Het is ook van belang dat de regel volgens de Hoge Raad een noodzakelijke voorwaarde formuleert voor het bestaan van verbintenissen: als een gepretendeerde verbintenis niet voortvloeit uit een erkende bron, dat bestaat deze verbintenis niet. Zou de regel enkel een voldoende voorwaarde hebben geformuleerd, dan zou het nog steeds mogelijk zijn om verbintenissen aan te nemen die niet uit overeenkomst of wet zouden voortvloeien. Maar nu de regel wordt geïnterpreteerd als zou deze een noodzakelijke voorwaarde formuleren, is de enige mogelijkheid om het aantal verbintenissen niet te ver in te perken dat de noodzakelijke voorwaarde zelf restrictief wordt geïnterpreteerd. We hebben gezien dat de Hoge Raad deze aanpak ook kiest, door te stellen dat het voldoende is dat de verbintenis past in het stelsel van de wet en aansluit bij wel in de wet geregelde gevallen. Maar dan is het kwaad al geschied. Wat bij Gaius nog een onschuldige beschrijving en systematisering van het positieve recht voor didactische doeleinden was, is in de loop der jaren veranderd in een beperking van mogelijke verbintenissen, die enkel nog in zijn werking kan worden ingeperkt.

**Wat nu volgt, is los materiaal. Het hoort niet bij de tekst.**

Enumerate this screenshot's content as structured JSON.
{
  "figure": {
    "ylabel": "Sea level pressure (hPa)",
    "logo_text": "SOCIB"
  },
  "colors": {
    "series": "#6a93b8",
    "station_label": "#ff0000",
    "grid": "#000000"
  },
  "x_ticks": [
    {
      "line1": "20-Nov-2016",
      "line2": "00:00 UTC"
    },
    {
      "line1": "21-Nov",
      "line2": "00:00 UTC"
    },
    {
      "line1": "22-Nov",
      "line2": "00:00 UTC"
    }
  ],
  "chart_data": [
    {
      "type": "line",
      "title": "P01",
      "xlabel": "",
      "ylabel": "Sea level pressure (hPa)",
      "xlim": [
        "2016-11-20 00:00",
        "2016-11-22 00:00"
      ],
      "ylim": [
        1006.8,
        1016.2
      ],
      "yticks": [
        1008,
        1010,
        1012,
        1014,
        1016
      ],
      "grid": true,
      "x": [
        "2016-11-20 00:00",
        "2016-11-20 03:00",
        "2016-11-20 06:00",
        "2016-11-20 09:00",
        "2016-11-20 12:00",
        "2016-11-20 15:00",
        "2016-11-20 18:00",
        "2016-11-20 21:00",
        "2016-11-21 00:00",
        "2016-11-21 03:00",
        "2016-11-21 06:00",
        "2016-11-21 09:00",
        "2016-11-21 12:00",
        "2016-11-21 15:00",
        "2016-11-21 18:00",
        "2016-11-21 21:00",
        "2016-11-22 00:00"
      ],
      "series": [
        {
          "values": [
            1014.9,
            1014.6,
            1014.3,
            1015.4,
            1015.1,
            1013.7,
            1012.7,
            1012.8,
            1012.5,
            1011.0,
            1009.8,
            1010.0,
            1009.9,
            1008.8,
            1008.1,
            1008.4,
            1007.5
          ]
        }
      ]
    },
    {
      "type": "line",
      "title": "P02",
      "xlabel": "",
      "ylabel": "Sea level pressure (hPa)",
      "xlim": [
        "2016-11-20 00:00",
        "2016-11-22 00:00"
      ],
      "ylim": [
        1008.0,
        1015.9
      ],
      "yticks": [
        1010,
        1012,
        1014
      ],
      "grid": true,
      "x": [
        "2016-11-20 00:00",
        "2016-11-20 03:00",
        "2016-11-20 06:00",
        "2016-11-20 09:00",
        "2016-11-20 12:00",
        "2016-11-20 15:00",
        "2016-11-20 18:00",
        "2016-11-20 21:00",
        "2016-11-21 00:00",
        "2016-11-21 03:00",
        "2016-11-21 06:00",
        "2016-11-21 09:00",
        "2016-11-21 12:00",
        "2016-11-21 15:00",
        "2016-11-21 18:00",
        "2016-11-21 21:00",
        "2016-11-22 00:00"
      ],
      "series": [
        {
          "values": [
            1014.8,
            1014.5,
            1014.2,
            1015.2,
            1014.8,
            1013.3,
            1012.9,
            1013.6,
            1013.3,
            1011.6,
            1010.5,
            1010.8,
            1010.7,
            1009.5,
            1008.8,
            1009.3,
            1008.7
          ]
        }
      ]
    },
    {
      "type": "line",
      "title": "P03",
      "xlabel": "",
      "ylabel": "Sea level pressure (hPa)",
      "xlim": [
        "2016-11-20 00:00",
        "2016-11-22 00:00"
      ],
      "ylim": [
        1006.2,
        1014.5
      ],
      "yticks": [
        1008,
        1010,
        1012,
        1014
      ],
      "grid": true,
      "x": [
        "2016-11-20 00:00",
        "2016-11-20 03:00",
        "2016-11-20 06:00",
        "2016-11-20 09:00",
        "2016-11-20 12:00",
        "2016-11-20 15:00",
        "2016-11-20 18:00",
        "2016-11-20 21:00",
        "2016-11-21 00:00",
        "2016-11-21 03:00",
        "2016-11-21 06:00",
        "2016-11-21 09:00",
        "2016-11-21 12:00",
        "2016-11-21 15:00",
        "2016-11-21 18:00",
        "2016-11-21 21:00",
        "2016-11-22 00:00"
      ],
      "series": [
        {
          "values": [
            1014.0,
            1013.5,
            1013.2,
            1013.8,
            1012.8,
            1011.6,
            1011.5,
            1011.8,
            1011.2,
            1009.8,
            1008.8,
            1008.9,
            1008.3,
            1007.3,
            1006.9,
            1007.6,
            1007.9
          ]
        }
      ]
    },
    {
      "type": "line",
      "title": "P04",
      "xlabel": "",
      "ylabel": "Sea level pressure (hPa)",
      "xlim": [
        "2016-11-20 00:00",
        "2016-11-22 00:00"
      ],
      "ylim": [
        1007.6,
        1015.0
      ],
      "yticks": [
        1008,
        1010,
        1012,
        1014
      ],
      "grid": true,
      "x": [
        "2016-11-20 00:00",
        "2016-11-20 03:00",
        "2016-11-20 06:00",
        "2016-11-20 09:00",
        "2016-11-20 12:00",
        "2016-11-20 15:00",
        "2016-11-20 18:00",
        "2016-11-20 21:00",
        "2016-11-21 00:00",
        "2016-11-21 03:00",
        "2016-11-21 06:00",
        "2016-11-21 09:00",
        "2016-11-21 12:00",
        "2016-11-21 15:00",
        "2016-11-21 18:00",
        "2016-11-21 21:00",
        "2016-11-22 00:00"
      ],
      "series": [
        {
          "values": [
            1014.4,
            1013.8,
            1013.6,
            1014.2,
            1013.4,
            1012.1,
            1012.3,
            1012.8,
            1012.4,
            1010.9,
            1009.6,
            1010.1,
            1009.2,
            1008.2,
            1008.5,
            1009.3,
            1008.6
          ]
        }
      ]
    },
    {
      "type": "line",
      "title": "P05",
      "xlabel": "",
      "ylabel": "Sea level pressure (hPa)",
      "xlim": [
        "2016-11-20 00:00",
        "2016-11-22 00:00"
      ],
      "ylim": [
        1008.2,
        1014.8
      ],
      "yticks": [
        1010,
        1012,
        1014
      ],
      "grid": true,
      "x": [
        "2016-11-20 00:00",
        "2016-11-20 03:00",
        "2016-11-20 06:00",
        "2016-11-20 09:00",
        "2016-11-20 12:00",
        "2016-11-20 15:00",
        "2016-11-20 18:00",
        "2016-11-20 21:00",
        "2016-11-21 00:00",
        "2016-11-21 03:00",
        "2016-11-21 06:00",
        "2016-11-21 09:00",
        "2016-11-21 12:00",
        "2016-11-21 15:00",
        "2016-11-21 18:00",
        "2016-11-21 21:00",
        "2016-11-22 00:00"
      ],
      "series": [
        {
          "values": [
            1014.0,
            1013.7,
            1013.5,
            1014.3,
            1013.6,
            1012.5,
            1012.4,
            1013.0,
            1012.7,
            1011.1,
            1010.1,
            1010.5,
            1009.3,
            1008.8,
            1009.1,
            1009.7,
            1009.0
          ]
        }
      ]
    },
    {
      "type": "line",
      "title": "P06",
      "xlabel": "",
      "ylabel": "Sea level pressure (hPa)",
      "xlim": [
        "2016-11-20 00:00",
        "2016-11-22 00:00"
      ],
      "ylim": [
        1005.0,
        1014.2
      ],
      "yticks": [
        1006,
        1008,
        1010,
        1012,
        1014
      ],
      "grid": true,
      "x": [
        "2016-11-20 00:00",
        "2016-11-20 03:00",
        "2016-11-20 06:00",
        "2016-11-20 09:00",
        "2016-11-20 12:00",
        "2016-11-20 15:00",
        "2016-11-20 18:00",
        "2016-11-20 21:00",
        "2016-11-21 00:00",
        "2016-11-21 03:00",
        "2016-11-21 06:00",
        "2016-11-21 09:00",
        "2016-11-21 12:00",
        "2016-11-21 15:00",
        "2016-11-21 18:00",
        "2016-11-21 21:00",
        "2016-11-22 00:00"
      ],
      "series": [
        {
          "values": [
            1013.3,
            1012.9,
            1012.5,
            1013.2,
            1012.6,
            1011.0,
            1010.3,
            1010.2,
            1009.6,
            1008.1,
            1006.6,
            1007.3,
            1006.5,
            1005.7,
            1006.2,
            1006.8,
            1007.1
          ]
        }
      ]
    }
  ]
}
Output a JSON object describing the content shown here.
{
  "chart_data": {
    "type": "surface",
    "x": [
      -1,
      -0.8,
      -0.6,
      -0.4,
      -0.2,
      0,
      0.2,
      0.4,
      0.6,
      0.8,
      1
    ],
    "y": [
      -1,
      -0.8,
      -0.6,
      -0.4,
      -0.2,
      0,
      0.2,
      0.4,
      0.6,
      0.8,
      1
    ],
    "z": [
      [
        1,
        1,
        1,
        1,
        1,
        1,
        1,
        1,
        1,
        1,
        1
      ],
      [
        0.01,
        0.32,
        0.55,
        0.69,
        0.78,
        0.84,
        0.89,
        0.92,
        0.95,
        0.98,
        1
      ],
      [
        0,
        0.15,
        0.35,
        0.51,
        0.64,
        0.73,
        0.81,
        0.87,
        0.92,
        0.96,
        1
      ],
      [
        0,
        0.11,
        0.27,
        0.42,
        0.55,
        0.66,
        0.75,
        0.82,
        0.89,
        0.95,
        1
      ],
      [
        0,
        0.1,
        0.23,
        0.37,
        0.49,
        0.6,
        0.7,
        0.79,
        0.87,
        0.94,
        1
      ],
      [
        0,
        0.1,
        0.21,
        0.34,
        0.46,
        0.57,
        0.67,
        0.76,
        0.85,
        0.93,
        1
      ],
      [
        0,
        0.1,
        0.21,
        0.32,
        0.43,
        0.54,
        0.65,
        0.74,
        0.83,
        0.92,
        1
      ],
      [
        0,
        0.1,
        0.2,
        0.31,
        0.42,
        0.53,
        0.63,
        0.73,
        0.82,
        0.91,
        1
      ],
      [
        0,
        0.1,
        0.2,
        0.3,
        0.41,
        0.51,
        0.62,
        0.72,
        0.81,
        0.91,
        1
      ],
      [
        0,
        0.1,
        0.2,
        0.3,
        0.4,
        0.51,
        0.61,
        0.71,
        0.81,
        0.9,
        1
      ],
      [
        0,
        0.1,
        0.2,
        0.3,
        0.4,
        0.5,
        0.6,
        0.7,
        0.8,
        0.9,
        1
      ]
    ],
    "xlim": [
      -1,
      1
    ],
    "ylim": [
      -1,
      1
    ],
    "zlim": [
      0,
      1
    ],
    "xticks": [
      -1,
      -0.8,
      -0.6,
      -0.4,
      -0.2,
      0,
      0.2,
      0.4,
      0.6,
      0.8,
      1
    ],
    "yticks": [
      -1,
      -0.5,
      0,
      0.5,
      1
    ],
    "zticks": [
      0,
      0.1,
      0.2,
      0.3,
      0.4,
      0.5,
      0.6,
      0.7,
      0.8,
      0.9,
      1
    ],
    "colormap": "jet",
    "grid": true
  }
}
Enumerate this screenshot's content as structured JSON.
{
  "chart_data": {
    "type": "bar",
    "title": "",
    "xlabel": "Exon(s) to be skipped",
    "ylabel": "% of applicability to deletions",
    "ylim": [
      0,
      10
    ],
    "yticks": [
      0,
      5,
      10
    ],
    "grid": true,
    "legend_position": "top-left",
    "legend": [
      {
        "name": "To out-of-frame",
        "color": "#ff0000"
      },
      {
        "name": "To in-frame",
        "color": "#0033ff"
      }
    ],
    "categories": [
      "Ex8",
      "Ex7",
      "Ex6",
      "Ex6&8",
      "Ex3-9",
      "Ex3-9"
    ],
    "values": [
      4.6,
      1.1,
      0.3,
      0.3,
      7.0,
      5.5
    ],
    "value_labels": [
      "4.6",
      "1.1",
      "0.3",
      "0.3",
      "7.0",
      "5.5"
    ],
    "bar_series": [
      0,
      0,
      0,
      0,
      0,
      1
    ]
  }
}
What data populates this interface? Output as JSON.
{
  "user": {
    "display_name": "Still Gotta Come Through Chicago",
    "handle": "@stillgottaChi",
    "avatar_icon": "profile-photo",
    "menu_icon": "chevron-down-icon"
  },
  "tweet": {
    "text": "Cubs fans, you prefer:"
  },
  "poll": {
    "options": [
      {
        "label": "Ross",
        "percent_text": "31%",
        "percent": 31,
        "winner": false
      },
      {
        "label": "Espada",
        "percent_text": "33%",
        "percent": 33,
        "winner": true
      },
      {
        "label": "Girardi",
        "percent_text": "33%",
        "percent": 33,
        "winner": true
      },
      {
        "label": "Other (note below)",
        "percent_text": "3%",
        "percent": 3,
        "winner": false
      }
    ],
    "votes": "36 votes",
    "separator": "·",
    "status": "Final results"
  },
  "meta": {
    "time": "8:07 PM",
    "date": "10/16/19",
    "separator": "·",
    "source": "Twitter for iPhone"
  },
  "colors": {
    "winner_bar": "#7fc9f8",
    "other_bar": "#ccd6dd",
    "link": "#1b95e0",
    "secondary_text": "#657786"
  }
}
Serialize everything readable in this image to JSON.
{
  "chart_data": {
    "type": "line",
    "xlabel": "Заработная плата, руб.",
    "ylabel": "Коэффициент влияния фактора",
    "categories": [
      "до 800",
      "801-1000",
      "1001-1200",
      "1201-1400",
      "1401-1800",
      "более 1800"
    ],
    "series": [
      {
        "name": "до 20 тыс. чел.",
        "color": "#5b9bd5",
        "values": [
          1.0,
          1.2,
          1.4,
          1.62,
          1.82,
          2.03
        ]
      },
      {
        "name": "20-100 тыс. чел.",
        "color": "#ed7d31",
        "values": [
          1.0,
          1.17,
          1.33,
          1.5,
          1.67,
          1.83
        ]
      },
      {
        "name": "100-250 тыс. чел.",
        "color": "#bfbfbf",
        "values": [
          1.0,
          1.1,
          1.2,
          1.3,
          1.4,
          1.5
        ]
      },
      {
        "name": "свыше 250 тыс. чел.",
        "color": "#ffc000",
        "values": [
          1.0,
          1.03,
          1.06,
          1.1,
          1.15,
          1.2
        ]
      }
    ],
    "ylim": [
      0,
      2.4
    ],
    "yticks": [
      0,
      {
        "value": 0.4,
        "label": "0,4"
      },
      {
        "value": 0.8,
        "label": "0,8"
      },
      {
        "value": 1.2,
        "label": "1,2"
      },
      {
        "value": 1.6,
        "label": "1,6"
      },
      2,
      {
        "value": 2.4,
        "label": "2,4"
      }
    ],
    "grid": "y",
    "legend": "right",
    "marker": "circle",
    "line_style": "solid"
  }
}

De omslag in de doctrine over de bronnen van verbintenissen (of de rechterlijke bevestiging van deze omslag)  is niet het enige opmerkelijke aspect van het Quint/Te Poelarrest. Een ander punt dat nadrukkelijk aandacht verdient is de keuze die de Hoge Raad maakt voor de wet en tegen de rede waar het de grondslag voor het bestaan van verbintenissen betreft. In het Quint/Te Poelarrest speelde de vraag een centrale rol of het mogelijk is het bestaan van een verbintenis aan te nemen indien dit door de redelijkheid en billijkheid wordt verlangd. Het bekende antwoord van de Hoge Raad luidde dat dit niet het geval is, maar dat de nog nader te bespreken aansluiting bij de wet nodig is. Met dit antwoord koos de Hoge Raad partij in een eeuwenlange discussie over de aard van het recht.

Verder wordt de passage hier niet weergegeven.